Durante o encontro, compartilhou seu sentimento sobre agrobiodiversidade em meio a lembranças dos anos 80, quando iniciou junto à AS-PTA, a comissão Pastoral da Terra em Palmeira (PR), sua cidade natal, como também a fundação do Sindicato dos Trabalhadores Rurais em Palmeira. “Eu cheguei a ser presidente, fui vice-presidente, fui secretário do Sindicato em Palmeira, até vir para Teixeira em 1997. Um fato curioso é que quando cheguei aqui essa área ainda não era assentamento, e o pessoal me falava: ‘vai valer a pena abandonar a nossa terra, pra ir pra outra?’, e valeu, eu já tinha pensado nisso um tempo antes, e eu sempre falava: ‘eu acho que eu vou lá e vou levar sorte para que a comunidade se consolide e vire assentamento’, e por incrível que pareça eu vim em 97, e em 98 foi desapropriada a área, e eu fiquei muito, muito animado, muito feliz por isso”, contou.
Seu Opta completará 66 anos no dia 29 /05 e conta com orgulho sobre sua saúde muito boa, como sempre foi observador da natureza e da vitalidade das pessoas mais idosas. “Eu sempre procurei me espelhar naquelas pessoas mais antigas, mais idosas, elas tinham uma vitalidade muito boa, uma imunidade alta, mesmo trabalhando muito pesado e passando por inúmeras dificuldades. É importante comparar a alimentação de suas épocas, o uso de medicamentos naturais, aos dias de hoje, então isso é um dos fatores que me motiva a continuar participando dos encontros da agrobiodiversidade e me motiva passar para as futuras gerações como forma de exemplo tudo o que vivenciei na luta pela terra e pela agricultura familiar”, disse.
Reflexões em grupo
A partir das inspirações trazidas nas apresentações socializadas, os participantes foram convidados a dialogar sobre suas próprias experiências, conquistas e cenários da agricultura familiar em Teixeira Soares.
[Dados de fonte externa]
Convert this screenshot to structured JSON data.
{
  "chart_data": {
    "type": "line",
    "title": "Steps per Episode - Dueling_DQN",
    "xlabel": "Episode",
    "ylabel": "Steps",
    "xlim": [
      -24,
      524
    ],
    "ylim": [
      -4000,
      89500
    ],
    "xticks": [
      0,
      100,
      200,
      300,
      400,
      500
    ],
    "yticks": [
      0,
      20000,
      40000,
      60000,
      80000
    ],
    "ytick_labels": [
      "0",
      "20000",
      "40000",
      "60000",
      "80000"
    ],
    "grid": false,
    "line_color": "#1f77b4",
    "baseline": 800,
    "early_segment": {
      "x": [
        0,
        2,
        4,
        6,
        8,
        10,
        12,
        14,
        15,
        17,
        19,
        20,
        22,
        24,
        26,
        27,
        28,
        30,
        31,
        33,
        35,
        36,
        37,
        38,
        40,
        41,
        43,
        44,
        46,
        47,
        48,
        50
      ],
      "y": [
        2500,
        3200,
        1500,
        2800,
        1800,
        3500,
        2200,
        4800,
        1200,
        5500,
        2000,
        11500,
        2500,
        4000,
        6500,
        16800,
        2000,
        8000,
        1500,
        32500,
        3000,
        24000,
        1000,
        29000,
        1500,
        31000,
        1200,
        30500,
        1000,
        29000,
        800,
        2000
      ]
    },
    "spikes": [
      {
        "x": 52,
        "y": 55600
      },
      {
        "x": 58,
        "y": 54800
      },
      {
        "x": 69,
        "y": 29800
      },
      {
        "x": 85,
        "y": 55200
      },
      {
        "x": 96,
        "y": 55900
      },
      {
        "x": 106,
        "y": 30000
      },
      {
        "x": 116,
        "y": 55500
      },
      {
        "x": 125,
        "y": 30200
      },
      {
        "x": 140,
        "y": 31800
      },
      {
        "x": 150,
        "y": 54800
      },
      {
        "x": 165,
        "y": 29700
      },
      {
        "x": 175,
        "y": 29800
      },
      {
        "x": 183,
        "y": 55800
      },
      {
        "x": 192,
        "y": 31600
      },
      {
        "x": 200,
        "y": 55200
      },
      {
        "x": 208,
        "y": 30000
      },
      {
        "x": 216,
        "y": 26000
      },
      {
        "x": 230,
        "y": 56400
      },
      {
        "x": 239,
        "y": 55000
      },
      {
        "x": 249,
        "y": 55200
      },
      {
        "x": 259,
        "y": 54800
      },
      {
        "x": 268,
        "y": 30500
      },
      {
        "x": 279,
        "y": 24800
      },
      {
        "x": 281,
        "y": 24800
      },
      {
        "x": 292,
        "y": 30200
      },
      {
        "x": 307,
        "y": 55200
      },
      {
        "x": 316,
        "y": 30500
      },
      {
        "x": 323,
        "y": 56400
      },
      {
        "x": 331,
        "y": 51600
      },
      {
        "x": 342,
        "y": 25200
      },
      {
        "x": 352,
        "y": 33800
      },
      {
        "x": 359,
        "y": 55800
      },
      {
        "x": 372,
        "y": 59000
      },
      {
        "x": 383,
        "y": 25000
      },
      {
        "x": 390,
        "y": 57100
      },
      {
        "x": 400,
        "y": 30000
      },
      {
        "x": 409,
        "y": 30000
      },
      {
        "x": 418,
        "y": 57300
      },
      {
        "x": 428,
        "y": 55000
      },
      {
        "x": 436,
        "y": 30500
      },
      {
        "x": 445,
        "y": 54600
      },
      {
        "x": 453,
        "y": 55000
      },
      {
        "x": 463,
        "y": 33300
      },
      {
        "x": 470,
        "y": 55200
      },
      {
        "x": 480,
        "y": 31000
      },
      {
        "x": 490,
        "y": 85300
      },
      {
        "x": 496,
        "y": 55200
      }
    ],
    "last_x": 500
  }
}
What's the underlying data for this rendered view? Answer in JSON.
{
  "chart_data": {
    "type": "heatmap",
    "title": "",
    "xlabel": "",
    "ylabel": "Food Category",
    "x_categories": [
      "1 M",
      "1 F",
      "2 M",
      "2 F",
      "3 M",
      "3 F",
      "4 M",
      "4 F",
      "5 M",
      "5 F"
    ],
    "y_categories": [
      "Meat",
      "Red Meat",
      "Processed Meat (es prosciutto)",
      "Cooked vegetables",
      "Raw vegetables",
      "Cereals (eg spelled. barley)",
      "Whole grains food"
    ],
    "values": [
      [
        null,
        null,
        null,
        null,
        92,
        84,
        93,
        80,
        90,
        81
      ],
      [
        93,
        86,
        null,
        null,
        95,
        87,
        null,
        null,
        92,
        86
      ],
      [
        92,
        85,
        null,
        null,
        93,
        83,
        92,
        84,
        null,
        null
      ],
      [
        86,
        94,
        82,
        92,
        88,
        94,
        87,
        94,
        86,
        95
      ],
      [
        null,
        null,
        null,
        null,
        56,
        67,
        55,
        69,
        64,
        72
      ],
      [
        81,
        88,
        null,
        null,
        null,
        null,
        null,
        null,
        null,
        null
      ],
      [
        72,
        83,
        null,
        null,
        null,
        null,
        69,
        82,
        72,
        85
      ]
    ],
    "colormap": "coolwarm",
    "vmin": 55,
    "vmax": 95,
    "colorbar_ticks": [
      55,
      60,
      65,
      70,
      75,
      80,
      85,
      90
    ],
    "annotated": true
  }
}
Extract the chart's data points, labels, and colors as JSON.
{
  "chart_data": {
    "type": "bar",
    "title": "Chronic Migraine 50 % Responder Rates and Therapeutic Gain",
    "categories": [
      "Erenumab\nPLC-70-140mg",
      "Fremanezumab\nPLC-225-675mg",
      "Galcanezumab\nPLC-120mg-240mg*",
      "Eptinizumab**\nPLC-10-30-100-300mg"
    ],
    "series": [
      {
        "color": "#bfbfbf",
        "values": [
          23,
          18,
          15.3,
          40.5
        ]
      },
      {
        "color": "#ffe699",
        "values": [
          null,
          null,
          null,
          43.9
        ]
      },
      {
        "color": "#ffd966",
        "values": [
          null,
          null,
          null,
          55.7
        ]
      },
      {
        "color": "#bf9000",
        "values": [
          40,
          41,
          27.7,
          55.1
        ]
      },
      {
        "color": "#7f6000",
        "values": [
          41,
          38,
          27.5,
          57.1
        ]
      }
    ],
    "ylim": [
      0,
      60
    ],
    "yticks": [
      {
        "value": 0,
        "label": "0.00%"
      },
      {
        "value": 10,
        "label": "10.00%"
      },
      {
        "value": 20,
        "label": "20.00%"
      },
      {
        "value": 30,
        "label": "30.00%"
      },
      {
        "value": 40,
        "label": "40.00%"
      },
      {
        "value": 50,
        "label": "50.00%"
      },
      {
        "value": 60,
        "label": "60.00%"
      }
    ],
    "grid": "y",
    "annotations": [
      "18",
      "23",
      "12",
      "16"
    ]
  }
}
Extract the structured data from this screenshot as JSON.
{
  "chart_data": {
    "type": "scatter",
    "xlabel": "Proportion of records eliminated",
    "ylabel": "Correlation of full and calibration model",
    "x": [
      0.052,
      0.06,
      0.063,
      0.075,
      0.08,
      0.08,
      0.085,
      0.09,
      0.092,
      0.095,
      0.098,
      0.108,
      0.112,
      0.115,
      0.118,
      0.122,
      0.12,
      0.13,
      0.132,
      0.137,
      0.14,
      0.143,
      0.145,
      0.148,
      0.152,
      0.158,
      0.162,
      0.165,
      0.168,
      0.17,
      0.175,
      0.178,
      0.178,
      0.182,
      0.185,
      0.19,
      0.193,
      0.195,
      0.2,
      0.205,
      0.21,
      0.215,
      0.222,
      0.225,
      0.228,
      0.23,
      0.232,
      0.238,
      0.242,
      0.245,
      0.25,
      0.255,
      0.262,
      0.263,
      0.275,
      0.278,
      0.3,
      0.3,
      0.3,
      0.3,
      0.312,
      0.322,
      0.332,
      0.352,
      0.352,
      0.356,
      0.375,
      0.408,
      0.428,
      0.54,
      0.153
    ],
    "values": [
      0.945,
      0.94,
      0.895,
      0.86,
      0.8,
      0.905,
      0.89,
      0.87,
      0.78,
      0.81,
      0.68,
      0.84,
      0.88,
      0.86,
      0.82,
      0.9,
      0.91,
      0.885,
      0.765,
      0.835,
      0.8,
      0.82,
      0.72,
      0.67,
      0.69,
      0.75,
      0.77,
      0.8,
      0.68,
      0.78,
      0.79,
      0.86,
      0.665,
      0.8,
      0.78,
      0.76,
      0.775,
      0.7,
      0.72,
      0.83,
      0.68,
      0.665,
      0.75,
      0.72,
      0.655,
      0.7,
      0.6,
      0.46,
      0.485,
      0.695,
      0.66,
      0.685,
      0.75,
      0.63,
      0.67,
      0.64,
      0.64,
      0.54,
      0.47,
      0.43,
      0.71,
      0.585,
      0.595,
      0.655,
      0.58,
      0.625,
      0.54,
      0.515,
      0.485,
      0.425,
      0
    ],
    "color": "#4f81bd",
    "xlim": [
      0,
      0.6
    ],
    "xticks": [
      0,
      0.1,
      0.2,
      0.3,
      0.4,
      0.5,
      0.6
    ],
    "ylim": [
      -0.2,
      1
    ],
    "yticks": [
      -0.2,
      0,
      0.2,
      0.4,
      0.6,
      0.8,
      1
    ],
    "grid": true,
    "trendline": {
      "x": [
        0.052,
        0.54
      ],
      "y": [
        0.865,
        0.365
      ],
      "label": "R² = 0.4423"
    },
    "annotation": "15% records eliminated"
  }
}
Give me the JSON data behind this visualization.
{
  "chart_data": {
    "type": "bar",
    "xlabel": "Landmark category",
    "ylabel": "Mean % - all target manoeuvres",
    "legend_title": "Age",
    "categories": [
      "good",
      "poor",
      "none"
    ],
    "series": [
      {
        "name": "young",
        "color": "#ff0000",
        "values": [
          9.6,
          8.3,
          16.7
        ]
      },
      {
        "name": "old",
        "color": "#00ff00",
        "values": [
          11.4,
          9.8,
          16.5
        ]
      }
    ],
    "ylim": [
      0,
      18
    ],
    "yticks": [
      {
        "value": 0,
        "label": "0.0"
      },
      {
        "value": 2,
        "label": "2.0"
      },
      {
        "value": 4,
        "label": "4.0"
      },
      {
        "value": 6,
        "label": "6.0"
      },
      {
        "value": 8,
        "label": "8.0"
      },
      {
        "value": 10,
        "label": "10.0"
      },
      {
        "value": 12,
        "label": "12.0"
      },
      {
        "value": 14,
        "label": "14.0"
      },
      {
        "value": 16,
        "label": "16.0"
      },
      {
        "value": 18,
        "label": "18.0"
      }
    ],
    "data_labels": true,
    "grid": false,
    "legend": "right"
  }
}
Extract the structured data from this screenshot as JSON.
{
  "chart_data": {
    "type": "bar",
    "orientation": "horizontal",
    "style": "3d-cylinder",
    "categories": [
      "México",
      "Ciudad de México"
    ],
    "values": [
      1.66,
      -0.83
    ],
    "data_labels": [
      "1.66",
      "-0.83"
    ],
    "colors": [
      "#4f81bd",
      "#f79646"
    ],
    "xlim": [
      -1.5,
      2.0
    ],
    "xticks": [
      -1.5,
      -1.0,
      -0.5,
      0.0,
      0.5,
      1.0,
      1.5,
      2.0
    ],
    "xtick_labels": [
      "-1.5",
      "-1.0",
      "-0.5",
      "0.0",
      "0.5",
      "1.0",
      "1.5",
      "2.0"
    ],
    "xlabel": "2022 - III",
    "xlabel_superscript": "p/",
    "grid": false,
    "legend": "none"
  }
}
O intuito foi reconhecer as inovações desenvolvidas e construir um plano de ação conjunto, de promoção da agroecologia, fortalecimento das organizações de base, preservação da agrobiodiversidade e das sementes crioulas.
Para o futuro, a perspectiva é de ação em rede, que se conectam a partir dos fios da incidência política, da defesa de direitos através do sindicato, cooperativas, associações e grupos comunitários, da produção de comida de verdade, do incentivo a juventude a permanecer no campo. Pois é como diz Maria Portela, “seguimos acreditando que passar essa ideologia de vida para frente e incentivar as novas gerações deve estar sempre em discussão com muita atenção, tanto para o cuidado do nosso bem mais precioso que é o meio ambiente, quanto para o cultivo das sementes crioulas que são a representação mais pura do nosso suor e da nossa resistência”.